Архидьякон, который собирался произнести речь, походил на священную статую, воздвигнутую посреди каменной площадки, – достойное олицетворение Церкви Воинствующей на земле. Его шляпа, большая и новая, с широкими загнутыми полями, каждым дюймом свидетельствовала о принадлежности к духовному званию.
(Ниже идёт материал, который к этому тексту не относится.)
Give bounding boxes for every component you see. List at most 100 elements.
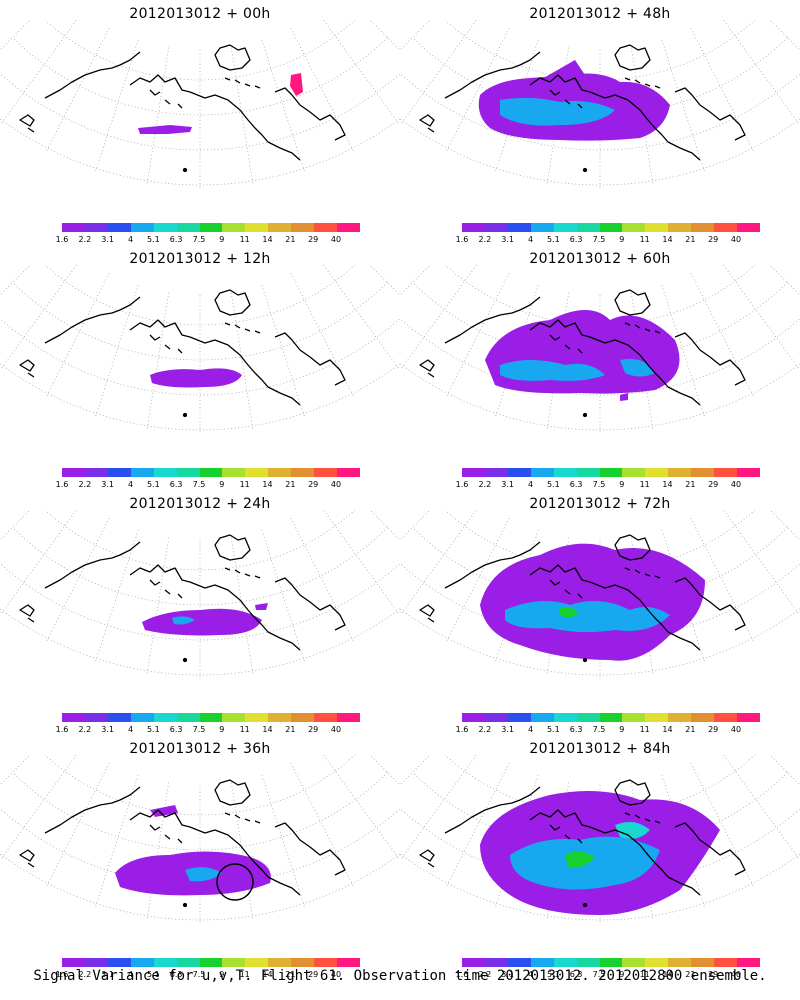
map-panel: 2012013012 + 60h 1.6 2.2 3.1 4 5.1 6.3 7.5 9 11 14… xyxy=(400,245,800,490)
colorbar-label: 1.6 xyxy=(455,725,469,734)
colorbar-label: 40 xyxy=(330,480,342,489)
colorbar-label: 5.1 xyxy=(146,725,160,734)
colorbar-label: 3.1 xyxy=(101,235,115,244)
colorbar-swatch xyxy=(645,223,669,232)
colorbar-label: 3.1 xyxy=(501,480,515,489)
colorbar-label: 21 xyxy=(685,970,696,979)
colorbar-swatch xyxy=(576,713,600,722)
colorbar-labels: 1.6 2.2 3.1 4 5.1 6.3 7.5 9 11 14 21 29 40 xyxy=(456,725,760,735)
colorbar-label: 21 xyxy=(285,235,296,244)
colorbar xyxy=(62,713,360,722)
colorbar-swatch xyxy=(484,223,508,232)
colorbar-swatch xyxy=(153,468,177,477)
colorbar-swatch xyxy=(222,468,246,477)
variance-contour xyxy=(500,360,605,381)
polar-map xyxy=(400,20,800,190)
colorbar-label: 11 xyxy=(639,725,650,734)
colorbar-label: 9 xyxy=(219,480,225,489)
colorbar-swatch xyxy=(199,468,223,477)
colorbar-label: 11 xyxy=(639,970,650,979)
graticule xyxy=(0,510,400,680)
colorbar xyxy=(462,223,760,232)
colorbar-labels: 1.6 2.2 3.1 4 5.1 6.3 7.5 9 11 14 21 29 40 xyxy=(456,970,760,980)
colorbar-swatch xyxy=(462,713,485,722)
colorbar-label: 2.2 xyxy=(478,480,492,489)
colorbar-swatch xyxy=(268,223,292,232)
colorbar-labels: 1.6 2.2 3.1 4 5.1 6.3 7.5 9 11 14 21 29 40 xyxy=(456,480,760,490)
colorbar-swatch xyxy=(199,958,223,967)
colorbar xyxy=(462,713,760,722)
colorbar-swatch xyxy=(576,958,600,967)
colorbar-label: 9 xyxy=(619,235,625,244)
colorbar-swatch xyxy=(107,713,131,722)
colorbar-swatch xyxy=(737,223,760,232)
colorbar-swatch xyxy=(599,468,623,477)
colorbar-label: 21 xyxy=(685,480,696,489)
coastline xyxy=(419,289,746,418)
colorbar xyxy=(462,958,760,967)
colorbar-label: 40 xyxy=(730,480,742,489)
colorbar-swatch xyxy=(737,713,760,722)
colorbar-label: 29 xyxy=(708,235,719,244)
colorbar-labels: 1.6 2.2 3.1 4 5.1 6.3 7.5 9 11 14 21 29 40 xyxy=(56,970,360,980)
panel-title: 2012013012 + 60h xyxy=(529,251,671,267)
colorbar-swatch xyxy=(245,468,269,477)
colorbar-swatch xyxy=(176,958,200,967)
map-panel: 2012013012 + 00h 1.6 2.2 3.1 4 5.1 6.3 7.5 9 11 14… xyxy=(0,0,400,245)
colorbar-label: 6.3 xyxy=(169,725,183,734)
colorbar-swatch xyxy=(107,468,131,477)
colorbar-label: 14 xyxy=(262,970,273,979)
colorbar-labels: 1.6 2.2 3.1 4 5.1 6.3 7.5 9 11 14 21 29 40 xyxy=(456,235,760,245)
colorbar-swatch xyxy=(84,468,108,477)
colorbar-label: 6.3 xyxy=(569,970,583,979)
colorbar-swatch xyxy=(337,713,360,722)
colorbar-swatch xyxy=(645,713,669,722)
colorbar-label: 7.5 xyxy=(192,235,206,244)
colorbar-label: 21 xyxy=(685,235,696,244)
colorbar-swatch xyxy=(176,223,200,232)
colorbar-swatch xyxy=(337,468,360,477)
colorbar-swatch xyxy=(268,958,292,967)
colorbar-label: 14 xyxy=(262,725,273,734)
colorbar-label: 2.2 xyxy=(78,235,92,244)
colorbar-label: 21 xyxy=(285,970,296,979)
colorbar-swatch xyxy=(507,713,531,722)
colorbar-swatch xyxy=(530,713,554,722)
colorbar-swatch xyxy=(714,468,738,477)
colorbar-label: 9 xyxy=(619,970,625,979)
colorbar-label: 40 xyxy=(730,235,742,244)
colorbar-swatch xyxy=(314,958,338,967)
colorbar-label: 14 xyxy=(662,480,673,489)
colorbar-label: 6.3 xyxy=(169,235,183,244)
colorbar-swatch xyxy=(314,713,338,722)
colorbar-swatch xyxy=(714,713,738,722)
variance-contour xyxy=(620,393,628,401)
polar-map xyxy=(0,755,400,925)
map-panel: 2012013012 + 24h 1.6 2.2 3.1 4 5.1 6.3 7.5 9 11 14… xyxy=(0,490,400,735)
colorbar-swatch xyxy=(576,468,600,477)
colorbar-label: 1.6 xyxy=(55,480,69,489)
colorbar-label: 7.5 xyxy=(192,725,206,734)
colorbar-label: 5.1 xyxy=(546,970,560,979)
variance-field xyxy=(150,368,242,388)
colorbar-swatch xyxy=(599,958,623,967)
colorbar-swatch xyxy=(737,958,760,967)
graticule xyxy=(0,755,400,925)
variance-contour xyxy=(565,851,595,868)
colorbar-swatch xyxy=(714,958,738,967)
colorbar-label: 11 xyxy=(639,480,650,489)
colorbar-swatch xyxy=(553,223,577,232)
colorbar-label: 2.2 xyxy=(478,725,492,734)
colorbar-swatch xyxy=(245,713,269,722)
colorbar-swatch xyxy=(291,468,315,477)
colorbar-label: 2.2 xyxy=(78,970,92,979)
colorbar-label: 11 xyxy=(239,970,250,979)
colorbar-label: 29 xyxy=(308,480,319,489)
colorbar-swatch xyxy=(668,958,692,967)
colorbar-label: 29 xyxy=(708,725,719,734)
colorbar xyxy=(62,958,360,967)
colorbar-swatch xyxy=(291,223,315,232)
colorbar-label: 14 xyxy=(662,970,673,979)
colorbar-swatch xyxy=(84,223,108,232)
colorbar-label: 11 xyxy=(639,235,650,244)
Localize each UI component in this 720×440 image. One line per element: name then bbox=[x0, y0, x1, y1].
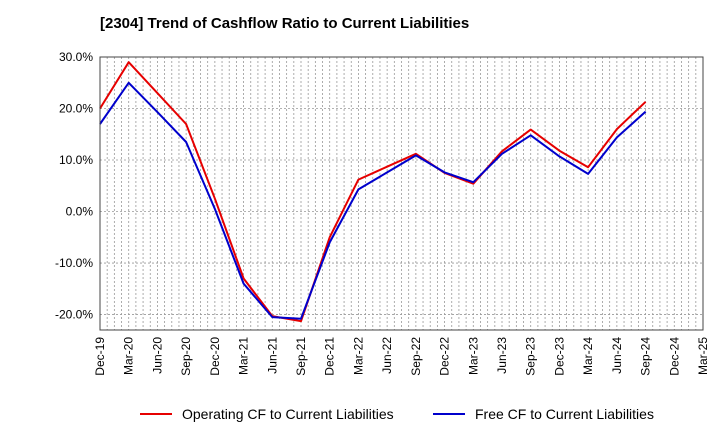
x-tick-label: Sep-24 bbox=[639, 337, 653, 376]
x-tick-label: Jun-21 bbox=[265, 337, 279, 374]
y-tick-label: 20.0% bbox=[59, 102, 93, 116]
x-tick-label: Mar-22 bbox=[351, 337, 365, 375]
y-axis-ticks: 30.0% 20.0% 10.0% 0.0% -10.0% -20.0% bbox=[55, 50, 93, 322]
legend-label: Operating CF to Current Liabilities bbox=[182, 406, 394, 422]
y-tick-label: -10.0% bbox=[55, 256, 93, 270]
x-tick-label: Dec-23 bbox=[552, 337, 566, 376]
x-axis-ticks: Dec-19 Mar-20 Jun-20 Sep-20 Dec-20 Mar-21 Jun-… bbox=[93, 337, 710, 376]
grid-lines bbox=[100, 56, 703, 330]
chart-title: [2304] Trend of Cashflow Ratio to Curren… bbox=[100, 15, 470, 32]
x-tick-label: Mar-21 bbox=[237, 337, 251, 375]
x-tick-label: Sep-21 bbox=[294, 337, 308, 376]
x-tick-label: Jun-24 bbox=[610, 337, 624, 374]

Густые брови, широко открытые глаза, полные губы и сильный подбородок соответствовали величию сана; добротное сукно на широкой груди говорило о благосостоянии клира, рука, убранная в карман, символизировала рачение нашей матери-церкви о временном имуществе, другая, свободная, – готовность сразиться за ее святыни, а ниже пристойные панталоны и аккуратные черные гетры подчеркивали прекрасное сложение ног, зримо обозначая достоинство и внутреннюю красоту нашей церковной иерархии.
– Итак, – начал он, приняв ораторскую позу, – я хочу сказать вам несколько слов. Ваш добрый друг смотритель, и я, и его преосвященство епископ, от имени которого я к вам обращаюсь, весьма огорчились бы, будь у вас справедливые основания жаловаться. Любую справедливую причину для жалоб смотритель, его преосвященство или я от его имени немедленно устранили бы без всяких петиций.